Tuesday, December 13, 2005

Watch your e-mail


Betrayed by email
ND Batra
From The Statesman

E-mail seems so personal and private. After all there is nothing between you and the laptop screen; and when you press the key SEND, you have the illusion that nothing could be more confidential than the digital stream that you have let loose.

But nothing is beyond the reach of corporate lawyers and law enforcement authorities in this age of total awareness. Desperate housewives seeking fortunes in divorce have e-mail as their best bet after their husbands have begun to rejuvenate their libidos somewhere else. In early March, The Boeing Company fired its 68-year-old CEO, Harry Stonecipher, for having an extramarital sexual affair with a company employee. He had the brazen foolishness to be expressive about his carnal desires in sexually explicit manner in e-mail exchanges with the woman. None should have read the top dog’s e-mail but someone did.

Stonecipjer, ironically, was plucked from his retirement to rebuild the image of Boeing after the company had suffered a scandalous period under its previous CEO. Enron, the defunct energy conglomerate that put up a power plant in Dhabol, Maharshtra, was undone by its e-mail, which in hindsight you might say was good for the stakeholders and public at large. The company did not comprehend the liability issues in dealing with email, which makes me believe that every business should have its annual e-mail audit.

Employees should be given workplace and documentation training. Since most American office workers use the Internet and communicate via e-mail, bosses are watching closely how their employees use the company’s electronic resources. Several court decisions regarding workplace privacy indicate that in the United States employees have few privacy rights over their e-mail, if it is stored in the company’s system.

Employers no doubt have legitimate concerns about what their workers do in their cubicles, especially regarding the confidentiality of their trade secrets; on-going contractual negotiations; pornography and sexual messages exchanged among employees that might lead to legal liabilities for the company; and whistle-blowing and other activities that may affect the reputation of the company.

These concerns are not new but the speed with which transactions are done on the Internet has created paranoia. It has been widely reported that office workers do visit popular sports websites to check scores and also do online shopping and stock trading. Many of them keep a chatline or instant messaging service open while doing other work.

Some multi-tasking in the workplace has always been there but the Web has created new opportunities and now it is becoming a common occurrence. With continuous restructuring and layoffs, many working people keep looking for new job opportunities. One never knows where the axe might fall. American corporate culture has changed. Being loyal to the company has no meaning nowadays. You can’t be loyal to a company that might outsource your job to hmm… China!
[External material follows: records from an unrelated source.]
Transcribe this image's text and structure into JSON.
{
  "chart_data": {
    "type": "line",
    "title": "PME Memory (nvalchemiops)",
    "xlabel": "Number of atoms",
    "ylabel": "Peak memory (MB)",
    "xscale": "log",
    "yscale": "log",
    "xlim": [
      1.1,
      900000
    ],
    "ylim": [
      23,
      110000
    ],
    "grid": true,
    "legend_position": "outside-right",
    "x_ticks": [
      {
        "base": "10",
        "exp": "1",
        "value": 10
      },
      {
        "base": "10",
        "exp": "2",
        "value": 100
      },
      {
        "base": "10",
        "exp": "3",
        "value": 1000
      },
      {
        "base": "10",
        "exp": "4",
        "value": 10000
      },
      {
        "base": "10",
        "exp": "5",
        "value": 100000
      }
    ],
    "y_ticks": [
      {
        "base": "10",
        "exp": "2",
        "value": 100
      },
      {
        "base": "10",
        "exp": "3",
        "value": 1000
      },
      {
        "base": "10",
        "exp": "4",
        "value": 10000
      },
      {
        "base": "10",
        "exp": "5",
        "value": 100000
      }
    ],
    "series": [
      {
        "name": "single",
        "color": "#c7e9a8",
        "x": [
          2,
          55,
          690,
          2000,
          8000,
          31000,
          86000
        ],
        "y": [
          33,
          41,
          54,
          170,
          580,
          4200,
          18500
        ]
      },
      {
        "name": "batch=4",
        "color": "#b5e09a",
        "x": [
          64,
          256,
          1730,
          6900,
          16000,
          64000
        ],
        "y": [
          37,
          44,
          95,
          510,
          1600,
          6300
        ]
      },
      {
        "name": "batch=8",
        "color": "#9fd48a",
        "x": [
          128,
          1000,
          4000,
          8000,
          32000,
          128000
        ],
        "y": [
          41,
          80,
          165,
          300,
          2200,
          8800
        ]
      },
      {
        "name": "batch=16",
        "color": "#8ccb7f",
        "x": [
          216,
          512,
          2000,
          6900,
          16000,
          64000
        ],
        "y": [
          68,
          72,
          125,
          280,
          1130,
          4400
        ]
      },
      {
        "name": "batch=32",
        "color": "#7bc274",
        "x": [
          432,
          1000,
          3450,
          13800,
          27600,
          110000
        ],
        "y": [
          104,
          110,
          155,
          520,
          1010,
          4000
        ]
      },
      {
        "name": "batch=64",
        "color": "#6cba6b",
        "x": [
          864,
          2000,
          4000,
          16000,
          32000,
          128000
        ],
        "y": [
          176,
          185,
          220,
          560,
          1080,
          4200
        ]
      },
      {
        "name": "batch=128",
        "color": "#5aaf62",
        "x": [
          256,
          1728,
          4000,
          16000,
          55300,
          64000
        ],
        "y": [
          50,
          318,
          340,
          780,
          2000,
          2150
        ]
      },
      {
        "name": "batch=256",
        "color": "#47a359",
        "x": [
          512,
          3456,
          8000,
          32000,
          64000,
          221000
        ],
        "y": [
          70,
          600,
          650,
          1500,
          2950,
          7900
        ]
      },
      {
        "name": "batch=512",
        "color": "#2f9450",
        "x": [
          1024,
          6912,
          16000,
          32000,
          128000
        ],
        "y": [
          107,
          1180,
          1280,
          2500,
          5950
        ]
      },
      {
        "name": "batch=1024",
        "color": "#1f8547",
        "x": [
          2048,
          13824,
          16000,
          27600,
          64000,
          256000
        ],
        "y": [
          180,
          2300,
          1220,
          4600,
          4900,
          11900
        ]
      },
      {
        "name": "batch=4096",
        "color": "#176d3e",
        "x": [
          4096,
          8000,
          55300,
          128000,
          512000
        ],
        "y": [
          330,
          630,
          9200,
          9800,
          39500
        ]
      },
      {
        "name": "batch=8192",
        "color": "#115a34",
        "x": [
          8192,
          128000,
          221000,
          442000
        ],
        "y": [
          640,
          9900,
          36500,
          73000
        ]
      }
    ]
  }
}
Companies are watching who is applying for jobs and if anyone is trying to cross over to a competitor, he should not expect his boss to be merciful. That was the painful lesson Richard Fraser, a Pennsylvania independent insurance sales representative with Nationwide Mutual Insurance, learnt a few years ago when he offered his services to the company’s competitor via e-mail. Although he was not a salaried employee of the company and had an independent office, he was using the company’s e-mail system and his computer was networked with the company’s server. In his lawsuit against his employer that he filed after he was fired, Mr Fraser alleged that the company had violated his electronic privacy right under federal laws, the Wiretap Act and Stored Communication Act, but the judge saw no merit in the case. Sending or receiving an e-mail message leaves a copy on the company’s server, which is much like a filing cabinet, and the company has the right to scrutinize the content.

It is important to understand, therefore, that e-mail is the least safe method if an employee wants to keep his online transactions confidential. The delete key is the most deceptive piece of software technology ever invented. Blue Cross & Blue Shield of Michigan, a major health insurance company, fired seven employees in 1999 for violating the company’s policy and ignoring the written warning against e-mailing obscenities using the company’s computers. Discharging employees for sending pornographic pictures and sexual jokes to colleagues via e-mail is not something new.

When the bosses at First Union Corporation, one of the largest banks in the USA, wondered what was slowing down the company’s server, they discovered that some of the employees were e-mailing videos of people having sex and other lascivious material that strained the system’s capacity. The employees lost their jobs for violating the policy and no one shed tears for them. Employers cannot afford to ignore online lewd conduct of their employees, partly out of fear that some might perceive the company as tolerating a hostile work environment and accuse it of gross negligence. But more importantly, such conduct destroys the work ethic. I

ronically, as offline and online worlds collide and converge, workers do not regard the office as a place of work only. Nor is the home exclusively for the family. If a person is expected to carry his office on laptop to his home, why can’t he do his family chores in the office? The question can’t be ignored because the number of people who telecommute and have their home computers networked to their office server is increasing. So where does the right to privacy end for an employee when home and office commingle? Maybe privacy does not exist any longer – whether you are the boss or at the bottom of the barrel.